Context. Obscured active galactic nuclei (AGNs) are thought to be very common in the Universe. Observations and surveys have shown that the number of sources increases for near galaxies and at the low-luminosity regime (the so-called LLAGNs). Furthermore, many AGNs show changes in their obscuration properties at X-rays that may suggest a configuration of clouds very close to the accretion disk. However, these variations could also be due to changes in the intrinsic continuum of the source.

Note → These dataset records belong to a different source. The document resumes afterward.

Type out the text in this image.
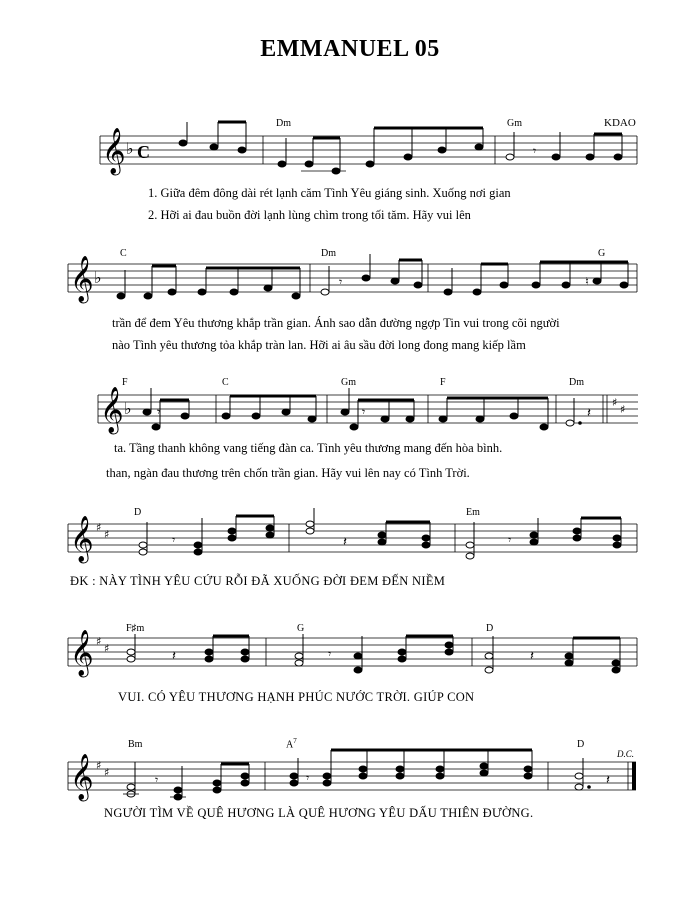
EMMANUEL 05
KDAO
Dm	Gm
𝄞 ♭ C	𝄾
1. Giữa đêm đông dài rét lạnh căm Tình Yêu giáng sinh. Xuống nơi gian
2. Hỡi ai đau buồn đời lạnh lùng chìm trong tối tăm. Hãy vui lên
C	Dm	G
𝄞 ♭	𝄾	♮
trần để đem Yêu thương khắp trần gian. Ánh sao dẫn đường ngợp Tin vui trong cõi người
nào Tình yêu thương tỏa khắp tràn lan. Hỡi ai âu sầu đời long đong mang kiếp lầm
F	C	Gm	F	Dm
𝄞 ♭	♯
♯
𝄾	𝄾	𝄽
ta. Tầng thanh không vang tiếng đàn ca. Tình yêu thương mang đến hòa bình.
than, ngàn đau thương trên chốn trần gian. Hãy vui lên nay có Tình Trời.
D	Em
𝄞 ♯
♯	𝄾	𝄽	𝄾
ĐK : NÀY TÌNH YÊU CỨU RỖI ĐÃ XUỐNG ĐỜI ĐEM ĐẾN NIỀM
F♯m	G	D
𝄞 ♯
♯
𝄽	𝄾	𝄽
VUI. CÓ YÊU THƯƠNG HẠNH PHÚC NƯỚC TRỜI. GIÚP CON
Bm	$A^7$	D
D.C.
𝄞 ♯
♯
𝄾	𝄾	𝄽
NGƯỜI TÌM VỀ QUÊ HƯƠNG LÀ QUÊ HƯƠNG YÊU DẤU THIÊN ĐƯỜNG.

It is therefore important to study nearby AGN to better understand the locus and distribution of clouds in the neighbourhood of the nucleus. Aims. We aim to study the nuclear obscuration of LLAGN NGC 835 and its extended emission using mid-infrared observations. Methods. We present sub-arcsecond-resolution mid-infrared 11.5 μm imaging of the LLAGN galaxy NGC 835 obtained with the instrument CanariCam in the Gran Telescopio CANARIAS (GTC), archival Spitzer/IRS spectroscopy, and archival Chandra data observed in 2000, 2008, and 2013. Results. The GTC/CanariCam 11.5 μm image reveals faint extended emission out to ~6 arcsec. We obtained a nuclear flux of F(11.5 μm) ~ 18 mJy, whereas the extended emission accounts for 90% of the total flux within the 6 arcsec. This means that the low angular resolution (~4 arcsec) IRS spectrum is dominated by this extended emission and not by the AGN. This is clearly seen in the Spitzer/IRS spectrum, which resembles that of star-forming galaxies. Although the extended soft X-ray emission shows some resemblance with that of the mid-infrared, the knots seen at X-rays are mostly located in the inner side of this mid-infrared emission. The nuclear X-ray spectrum of the source has undergone a spectral change between 2000/2008 and 2013. We argue that this variation is most probably due to changes in the hydrogen column density from ~8 × 1023 cm-2 to ~3 × 1023 cm-2. NGC 835 therefore is one of the few LLAGN, together with NGC 1052, in which changes in the absorber can be claimed. © 2016 ESO.